One factor may be that organizations are recognizing that the piecemeal NetFlow / expertise / owners-based approach is either not working or will take forever to finish. And just seeing the flows and some statistics is useful, but more analytical tools would be better.

One consequence is increased willingness to commit to agents on servers (yet another agent?), with the hope of actually getting agents onto at least 80-90% of the hosts.

Hardware or other forms of sensors can then address the sensitive or proprietary servers/VMs/virtual appliances. I see deploying comprehensive taps (Gigamon, etc.) as a costly approach, but spot use of them to fill gaps might be quite useful.

While Cisco Secure Workload is impressive, covering the application inventory is still quite a journey.

How To Do It

What we see in practice, and what Cisco is advising:

  • Prioritizing applications is important, especially when starting.
  • Management buy-in is key (Did I mention “agents”? And sufficient budget / reasonable expectations?).
  • Work on ADM (Application Dependency Mapping) but be willing to revisit and simplify.

Meta-lesson: Be it ISE, SD-Access segments, and user groupings, or Cisco Secure Workload service groupings, overly finely grained segments or security objects slow you down and can cause project failure.

My conclusion: do something useful but well-bounded (“start small”), then do it better, or in finer granularity! Drain a lake, not the ocean!

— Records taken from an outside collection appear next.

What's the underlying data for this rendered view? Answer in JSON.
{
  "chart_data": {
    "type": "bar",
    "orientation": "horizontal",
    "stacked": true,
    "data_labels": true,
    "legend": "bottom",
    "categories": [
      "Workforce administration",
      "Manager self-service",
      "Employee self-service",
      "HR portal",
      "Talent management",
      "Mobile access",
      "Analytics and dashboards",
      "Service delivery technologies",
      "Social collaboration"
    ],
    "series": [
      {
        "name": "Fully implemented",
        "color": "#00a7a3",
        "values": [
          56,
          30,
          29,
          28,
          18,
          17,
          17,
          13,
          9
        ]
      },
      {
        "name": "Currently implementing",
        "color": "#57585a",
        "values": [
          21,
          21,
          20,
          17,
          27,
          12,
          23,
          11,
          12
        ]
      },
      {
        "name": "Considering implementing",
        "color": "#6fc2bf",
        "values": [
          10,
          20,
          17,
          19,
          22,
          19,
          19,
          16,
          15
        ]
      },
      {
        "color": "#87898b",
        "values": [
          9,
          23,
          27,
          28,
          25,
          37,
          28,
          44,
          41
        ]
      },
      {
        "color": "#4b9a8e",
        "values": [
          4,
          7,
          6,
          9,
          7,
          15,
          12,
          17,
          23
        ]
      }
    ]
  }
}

  • Leverage the automated whitelist generation capability in Cisco Secure Workload.
  • As with other mature security products, once you have policies, you can deploy them in monitor mode to see if any existing traffic would be blocked.
  • Once there is confidence that the ruleset is solid, you can switch to enforcement mode.
  • With StealthWatch, pick an expanding set of areas of interest to monitor. Make sure there’s an ROI for getting NetFlow deployed. Traffic levels on WAN or Internet links are often a good low-hanging fruit. (That is: “what’s eating up my bandwidth?”)

Follow on security activities:

  • Track normal server processes, spot anomalies, identify relevant software vulnerabilities, spot possible data exfiltration flows, …
  • Leverage AnyConnect NVM proxy sensor on user systems, smartphones, etc.

Admittedly, at one point in 2019 or 2020, I became a bit of a Cisco Secure Workload fan-boy. Justification: the Cisco Secure Workload team has pivoted and done some things I totally didn’t expect, and they seem to be adding value to the product quite quickly. I’m impressed!

On the other hand, more recently, sites doing StealthWatch seem to be finding fairly quick value in it. Especially by picking a do-able project for starting project, as noted above.

Competing Products

There is one competitor in the endpoint/application security space that I am aware of, Illumio (link included below). There are probably others.

My Google search turned up Cisco Secure Workload Competitors and Alternatives: VMWare NSX, GuardiCore, vArmour DSS, Trend Micro Deep Security, and others.

I don’t consider NSX to be in quite the same category — it assumes you’re running NSX everywhere, including the cloud. There’s the same problem with Cisco ACI. How desirable that dependency will vary with different requirement sets.

Personally, I see that security that is independent of the infrastructure automation platform as being highly advantageous. Independent modular functionality is usually a good thing.


StealthWatch and SecureX also deal (to a degree) with the integration of non-Cisco tools to provide efficient Sec Ops.

Efficiency starts with seeing all the traffic that hits the network. But it extends to integrating that with other information and detecting malicious activity. This whole area of products and capabilities is in rapid flux. The more that a vendor can provide automation support (deploying NetFlow or agents, grouping flows, etc.), the better, as long as it expedites useful results.